V13 by Emmanuel Carrère
France’s renowned nonfiction writer, Emmanuel Carrère, has a talent for recounting historical events and nonfiction prose. In V13, he captures the spectacle of the 10-month trial in the Palais de Justice, known as V13, or “vendredi 13,” a sort of metonymic euphemism for the series of mass shootings and suicide bombings throughout Paris that resulted in 137 deaths.
Carrère has chronicled the trial for The Paris Attacks, or the Attacks of November 13, 2015, since last September until the end of the trial this past June. His weekly columns, which appeared in le Nouvel Observateur, have been edited and published in his new book to include greater insight into what he calls “the architecture of the trial.” Carrère relays to us the quantitative facts and details of the trial, but he also provides insight on the survivors’ encounters with death at the Bataclan, PTSD, and survivors’ guilt. But the real meat of the book is the courthouse theatrics.
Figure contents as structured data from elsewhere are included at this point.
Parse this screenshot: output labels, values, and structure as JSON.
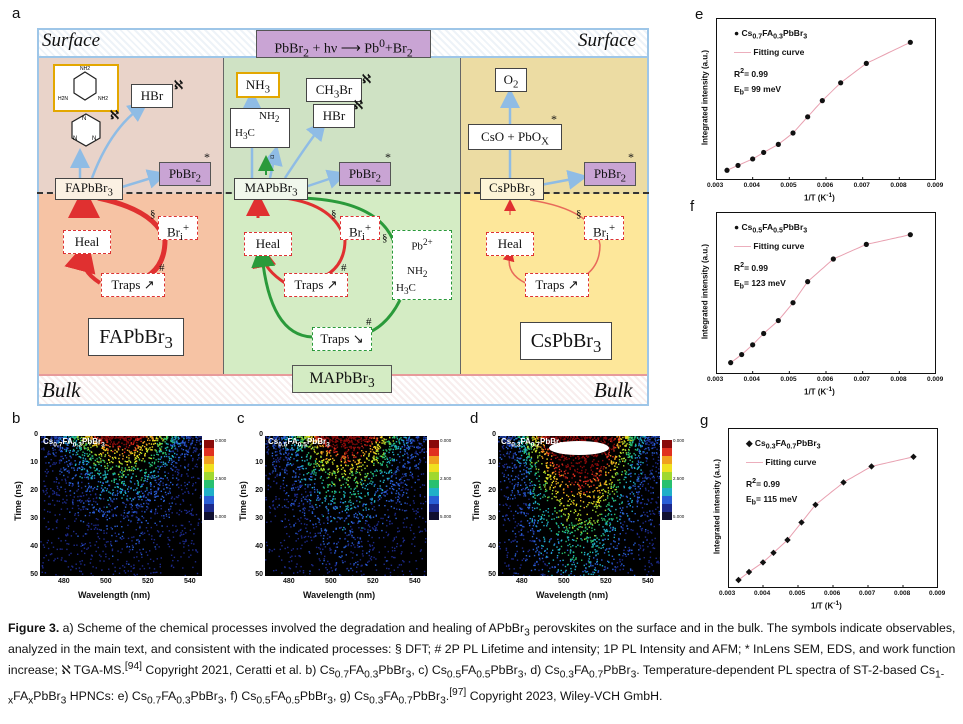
{
  "panel_a": {
    "letter": "a",
    "surface_left": "Surface",
    "surface_right": "Surface",
    "bulk_left": "Bulk",
    "bulk_right": "Bulk",
    "top_reaction_pre": "PbBr",
    "top_reaction_sub": "2",
    "top_reaction_mid": " + hν ",
    "top_reaction_post": " Pb",
    "top_reaction_sup": "0",
    "top_reaction_end": "+Br",
    "top_reaction_sub2": "2",
    "bulk_center": "MAPbBr",
    "bulk_center_sub": "3",
    "fa": {
      "hbr": "HBr",
      "hbr_mark": "ℵ",
      "triazine_mark": "ℵ",
      "surface_node": "FAPbBr",
      "surface_node_sub": "3",
      "pbbr": "PbBr",
      "pbbr_sub": "2",
      "pbbr_mark": "*",
      "heal": "Heal",
      "bri": "Br",
      "bri_sub": "i",
      "bri_sup": "+",
      "bri_mark": "§",
      "traps": "Traps ↗",
      "traps_mark": "#",
      "title": "FAPbBr",
      "title_sub": "3"
    },
    "ma": {
      "nh3": "NH",
      "nh3_sub": "3",
      "ch3br": "CH",
      "ch3br_sub": "3",
      "ch3br_end": "Br",
      "ch3br_mark": "ℵ",
      "hbr": "HBr",
      "hbr_mark": "ℵ",
      "methylamine_h3c": "H",
      "methylamine_h3c_sub": "3",
      "methylamine_c": "C",
      "methylamine_nh2": "NH",
      "methylamine_nh2_sub": "2",
      "small_mark": "¤",
      "surface_node": "MAPbBr",
      "surface_node_sub": "3",
      "pbbr": "PbBr",
      "pbbr_sub": "2",
      "pbbr_mark": "*",
      "heal": "Heal",
      "bri": "Br",
      "bri_sub": "i",
      "bri_sup": "+",
      "bri_mark": "§",
      "traps_up": "Traps ↗",
      "traps_up_mark": "#",
      "traps_down": "Traps ↘",
      "traps_down_mark": "#",
      "pb2": "Pb",
      "pb2_sup": "2+",
      "pb2_mark": "§"
    },
    "cs": {
      "o2": "O",
      "o2_sub": "2",
      "cso": "CsO + PbO",
      "cso_sub": "X",
      "cso_mark": "*",
      "surface_node": "CsPbBr",
      "surface_node_sub": "3",
      "pbbr": "PbBr",
      "pbbr_sub": "2",
      "pbbr_mark": "*",
      "heal": "Heal",
      "bri": "Br",
      "bri_sub": "i",
      "bri_sup": "+",
      "bri_mark": "§",
      "traps": "Traps ↗",
      "title": "CsPbBr",
      "title_sub": "3"
    }
  },
  "heatmaps": [
    {
      "letter": "b",
      "label_pre": "Cs",
      "label_s1": "0.7",
      "label_mid": "FA",
      "label_s2": "0.3",
      "label_end": "PbBr",
      "label_s3": "3",
      "xlabel": "Wavelength (nm)",
      "ylabel": "Time (ns)",
      "xticks": [
        "480",
        "500",
        "520",
        "540"
      ],
      "yticks": [
        "0",
        "10",
        "20",
        "30",
        "40",
        "50"
      ],
      "scale": [
        "0.000",
        "2.500",
        "5.000"
      ],
      "intensity": 0.35
    },
    {
      "letter": "c",
      "label_pre": "Cs",
      "label_s1": "0.5",
      "label_mid": "FA",
      "label_s2": "0.5",
      "label_end": "PbBr",
      "label_s3": "3",
      "xlabel": "Wavelength (nm)",
      "ylabel": "Time (ns)",
      "xticks": [
        "480",
        "500",
        "520",
        "540"
      ],
      "yticks": [
        "0",
        "10",
        "20",
        "30",
        "40",
        "50"
      ],
      "scale": [
        "0.000",
        "2.500",
        "5.000"
      ],
      "intensity": 0.5
    },
    {
      "letter": "d",
      "label_pre": "Cs",
      "label_s1": "0.3",
      "label_mid": "FA",
      "label_s2": "0.7",
      "label_end": "PbBr",
      "label_s3": "3",
      "xlabel": "Wavelength (nm)",
      "ylabel": "Time (ns)",
      "xticks": [
        "480",
        "500",
        "520",
        "540"
      ],
      "yticks": [
        "0",
        "10",
        "20",
        "30",
        "40",
        "50"
      ],
      "scale": [
        "0.000",
        "2.500",
        "5.000"
      ],
      "intensity": 1.0
    }
  ],
  "chart_data": [
    {
      "type": "scatter",
      "letter": "e",
      "legend_pre": "Cs",
      "legend_s1": "0.7",
      "legend_mid": "FA",
      "legend_s2": "0.3",
      "legend_end": "PbBr",
      "legend_s3": "3",
      "fit_label": "Fitting curve",
      "r2_label": "R",
      "r2_sup": "2",
      "r2_value": "= 0.99",
      "eb_label": "E",
      "eb_sub": "b",
      "eb_value": "= 99 meV",
      "xlabel": "1/T (K",
      "xlabel_sup": "-1",
      "xlabel_end": ")",
      "ylabel": "Integrated intensity (a.u.)",
      "xlim": [
        0.003,
        0.009
      ],
      "ylim": [
        0,
        1
      ],
      "xticks": [
        "0.003",
        "0.004",
        "0.005",
        "0.006",
        "0.007",
        "0.008",
        "0.009"
      ],
      "marker": "circle",
      "x": [
        0.0033,
        0.0036,
        0.004,
        0.0043,
        0.0047,
        0.0051,
        0.0055,
        0.0059,
        0.0064,
        0.0071,
        0.0083
      ],
      "y": [
        0.06,
        0.09,
        0.13,
        0.17,
        0.22,
        0.29,
        0.39,
        0.49,
        0.6,
        0.72,
        0.85
      ]
    },
    {
      "type": "scatter",
      "letter": "f",
      "legend_pre": "Cs",
      "legend_s1": "0.5",
      "legend_mid": "FA",
      "legend_s2": "0.5",
      "legend_end": "PbBr",
      "legend_s3": "3",
      "fit_label": "Fitting curve",
      "r2_label": "R",
      "r2_sup": "2",
      "r2_value": "= 0.99",
      "eb_label": "E",
      "eb_sub": "b",
      "eb_value": "= 123 meV",
      "xlabel": "1/T (K",
      "xlabel_sup": "-1",
      "xlabel_end": ")",
      "ylabel": "Integrated intensity (a.u.)",
      "xlim": [
        0.003,
        0.009
      ],
      "ylim": [
        0,
        1
      ],
      "xticks": [
        "0.003",
        "0.004",
        "0.005",
        "0.006",
        "0.007",
        "0.008",
        "0.009"
      ],
      "marker": "circle",
      "x": [
        0.0034,
        0.0037,
        0.004,
        0.0043,
        0.0047,
        0.0051,
        0.0055,
        0.0062,
        0.0071,
        0.0083
      ],
      "y": [
        0.07,
        0.12,
        0.18,
        0.25,
        0.33,
        0.44,
        0.57,
        0.71,
        0.8,
        0.86
      ]
    },
    {
      "type": "scatter",
      "letter": "g",
      "legend_pre": "Cs",
      "legend_s1": "0.3",
      "legend_mid": "FA",
      "legend_s2": "0.7",
      "legend_end": "PbBr",
      "legend_s3": "3",
      "fit_label": "Fitting curve",
      "r2_label": "R",
      "r2_sup": "2",
      "r2_value": "= 0.99",
      "eb_label": "E",
      "eb_sub": "b",
      "eb_value": "= 115 meV",
      "xlabel": "1/T (K",
      "xlabel_sup": "-1",
      "xlabel_end": ")",
      "ylabel": "Integrated intensity (a.u.)",
      "xlim": [
        0.003,
        0.009
      ],
      "ylim": [
        0,
        1
      ],
      "xticks": [
        "0.003",
        "0.004",
        "0.005",
        "0.006",
        "0.007",
        "0.008",
        "0.009"
      ],
      "marker": "diamond",
      "x": [
        0.0033,
        0.0036,
        0.004,
        0.0043,
        0.0047,
        0.0051,
        0.0055,
        0.0063,
        0.0071,
        0.0083
      ],
      "y": [
        0.05,
        0.1,
        0.16,
        0.22,
        0.3,
        0.41,
        0.52,
        0.66,
        0.76,
        0.82
      ]
    }
  ],
  "caption": {
    "fig": "Figure 3.",
    "t1": " a) Scheme of the chemical processes involved the degradation and healing of APbBr",
    "s1": "3",
    "t2": " perovskites on the surface and in the bulk. The symbols indicate observables, analyzed in the main text, and consistent with the indicated processes: § DFT; # 2P PL Lifetime and intensity; 1P PL Intensity and AFM; * InLens SEM, EDS, and work function increase; ℵ TGA-MS.",
    "ref1": "[94]",
    "t3": " Copyright 2021, Ceratti et al. b) Cs",
    "s2": "0.7",
    "t4": "FA",
    "s3": "0.3",
    "t5": "PbBr",
    "s4": "3",
    "t6": ", c) Cs",
    "s5": "0.5",
    "t7": "FA",
    "s6": "0.5",
    "t8": "PbBr",
    "s7": "3",
    "t9": ", d) Cs",
    "s8": "0.3",
    "t10": "FA",
    "s9": "0.7",
    "t11": "PbBr",
    "s10": "3",
    "t12": ". Temperature-dependent PL spectra of ST-2-based Cs",
    "s11": "1-x",
    "t13": "FA",
    "s12": "x",
    "t14": "PbBr",
    "s13": "3",
    "t15": " HPNCs: e) Cs",
    "s14": "0.7",
    "t16": "FA",
    "s15": "0.3",
    "t17": "PbBr",
    "s16": "3",
    "t18": ", f) Cs",
    "s17": "0.5",
    "t19": "FA",
    "s18": "0.5",
    "t20": "PbBr",
    "s19": "3",
    "t21": ", g) Cs",
    "s20": "0.3",
    "t22": "FA",
    "s21": "0.7",
    "t23": "PbBr",
    "s22": "3",
    "t24": ".",
    "ref2": "[97]",
    "t25": " Copyright 2023, Wiley-VCH GmbH."
  }
}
V13 organizes and divides the trial into three parts: The Victims, The Accused, and The Court. “The Accused” are literally at the center of this book – and Carrère dedicates the largest chunk of it to them, namely French Belgian-born millennial Salah Abdeslam, the only remaining member of the Islamic State’s commando. This is not to detract away from the importance of the victims, nor is it an attempt of the author to victimize the accused (though one can’t help but think of Hannah Arendt’s “banality of evil” used to describe the Eichmann trial). Carrère reminds us that V13 is about a trial, and after all, “a trial is that of the accused.” V13 is not for the faint of heart, as it recounts through numerous testimonies and in graphic detail the “human confetti” of the Bataclan massacre. It is a must-read, though, for those who seek to understand and follow the trial, especially since the filmed footage won’t be released until 2072. (Yes, you read that correctly.)